Every session is built around a live problem brief. Rather than presenting finished case studies, practitioners bring open questions from current practice. Faculty examine these questions alongside them, testing how curriculum, teaching methods, and assessment would need to respond.
Each cycle retains four core areas aligned with the Faculty Competency Standards. The session title, problem brief, and emphasis within each area are confirmed ahead of the cycle. The titles below are the planned expressions of those areas for the 2026–27 cycle.
Faculty Engagement & Leadership runs across the full cycle rather than appearing as a separate session. It is expressed through peer contribution during the Exchange and through the continuing involvement of Fellows, who may be invited to co-lead sessions, contribute problem briefs, or support future participants.
Following each session, participants prepare a short Implementation Note recording how the discussion relates to their curriculum, teaching, assessment, or wider academic work.

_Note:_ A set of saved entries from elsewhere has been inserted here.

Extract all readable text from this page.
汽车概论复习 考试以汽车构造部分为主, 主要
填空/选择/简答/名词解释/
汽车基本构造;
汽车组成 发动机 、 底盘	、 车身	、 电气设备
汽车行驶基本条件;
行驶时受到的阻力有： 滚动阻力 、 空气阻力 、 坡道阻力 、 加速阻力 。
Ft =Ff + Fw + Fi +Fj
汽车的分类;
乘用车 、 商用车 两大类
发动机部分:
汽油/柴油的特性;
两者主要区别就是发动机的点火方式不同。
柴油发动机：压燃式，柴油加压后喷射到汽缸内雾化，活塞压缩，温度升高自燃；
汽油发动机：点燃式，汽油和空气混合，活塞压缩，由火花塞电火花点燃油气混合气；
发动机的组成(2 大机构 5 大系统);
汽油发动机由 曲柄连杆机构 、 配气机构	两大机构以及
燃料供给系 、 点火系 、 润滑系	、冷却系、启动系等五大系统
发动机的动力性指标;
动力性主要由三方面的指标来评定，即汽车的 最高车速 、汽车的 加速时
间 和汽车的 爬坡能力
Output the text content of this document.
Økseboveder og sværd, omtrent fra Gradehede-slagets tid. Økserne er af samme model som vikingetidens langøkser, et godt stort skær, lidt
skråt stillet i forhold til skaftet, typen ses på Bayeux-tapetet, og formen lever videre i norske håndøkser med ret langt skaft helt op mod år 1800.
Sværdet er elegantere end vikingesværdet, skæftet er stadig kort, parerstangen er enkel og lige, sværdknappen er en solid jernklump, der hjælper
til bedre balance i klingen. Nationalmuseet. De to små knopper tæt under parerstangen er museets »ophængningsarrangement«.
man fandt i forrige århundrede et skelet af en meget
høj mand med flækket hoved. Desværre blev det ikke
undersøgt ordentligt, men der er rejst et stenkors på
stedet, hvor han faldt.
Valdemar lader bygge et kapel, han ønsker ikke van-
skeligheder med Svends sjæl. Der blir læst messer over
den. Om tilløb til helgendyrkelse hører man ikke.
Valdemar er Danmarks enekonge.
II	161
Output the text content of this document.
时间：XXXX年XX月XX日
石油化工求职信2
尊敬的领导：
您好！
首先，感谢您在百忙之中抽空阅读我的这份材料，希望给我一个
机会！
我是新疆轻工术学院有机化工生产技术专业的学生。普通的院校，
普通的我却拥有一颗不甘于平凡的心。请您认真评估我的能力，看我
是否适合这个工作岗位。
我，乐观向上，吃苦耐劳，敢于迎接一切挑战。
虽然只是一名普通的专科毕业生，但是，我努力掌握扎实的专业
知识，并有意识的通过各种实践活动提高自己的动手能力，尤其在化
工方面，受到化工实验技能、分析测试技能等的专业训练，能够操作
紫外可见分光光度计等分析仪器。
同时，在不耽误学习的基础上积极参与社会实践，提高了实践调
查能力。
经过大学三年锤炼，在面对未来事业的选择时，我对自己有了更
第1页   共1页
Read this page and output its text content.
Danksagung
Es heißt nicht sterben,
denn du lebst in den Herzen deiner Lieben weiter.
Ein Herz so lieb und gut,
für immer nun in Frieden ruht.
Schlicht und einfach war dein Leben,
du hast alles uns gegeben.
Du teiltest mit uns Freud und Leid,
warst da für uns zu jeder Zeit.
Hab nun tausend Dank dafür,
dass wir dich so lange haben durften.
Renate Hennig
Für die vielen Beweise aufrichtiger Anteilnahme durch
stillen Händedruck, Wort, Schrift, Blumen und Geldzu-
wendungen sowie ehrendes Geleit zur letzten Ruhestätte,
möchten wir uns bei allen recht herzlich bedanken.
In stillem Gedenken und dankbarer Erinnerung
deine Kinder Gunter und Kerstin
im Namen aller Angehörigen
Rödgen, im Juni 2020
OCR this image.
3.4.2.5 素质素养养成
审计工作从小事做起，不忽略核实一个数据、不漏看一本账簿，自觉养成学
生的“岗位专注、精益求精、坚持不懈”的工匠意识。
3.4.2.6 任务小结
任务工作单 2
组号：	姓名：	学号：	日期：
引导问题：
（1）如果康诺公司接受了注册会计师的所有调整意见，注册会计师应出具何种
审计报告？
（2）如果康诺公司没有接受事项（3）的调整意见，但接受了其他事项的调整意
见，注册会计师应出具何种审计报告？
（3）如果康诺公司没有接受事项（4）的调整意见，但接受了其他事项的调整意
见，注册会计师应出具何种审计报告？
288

The notes belong to the participant and together form the record used to confirm completion of the Fellowship requirements.
Sustained participation in the Exchange may lead to conferral as a Fellow of the World Data Science & AI Initiative (FWDSAI).
Candidates complete one session in each of the four core session areas within a twelve-month cycle and prepare a short Implementation Note following each session. Together, the notes record how the discussions relate to the participant's curriculum, teaching, assessment, or wider academic work. A joint academic-industry panel confirms completion of the Fellowship requirements before conferral.
Fellowship is conferred by WDSAI. The formal conferral document is co-signed by the Data Science Council of America (DASCA) and the Artificial Intelligence Board of America (ARTiBA) to attest that conferral occurred under the Faculty Competency Standards they jointly issue and maintain. Every Fellow is entered in the Register of Fellows maintained with the two councils and may use the post-nominal FWDSAI for life under the Fellowship Terms.
The path to Fellowship follows four stages.
Fellows remain part of the Exchange network and may be invited to co-lead sessions, contribute problem briefs, and support future participants.
Participation is open to faculty of recognized higher education institutions worldwide. Entry is by institutional nomination or by direct application with institutional endorsement.
Sessions for the 2026–27 cycle are announced as dates are confirmed. Each core session is offered twice during the cycle. The opening round is scheduled first, and a second date for each core area follows later in the cycle, announced as it is confirmed.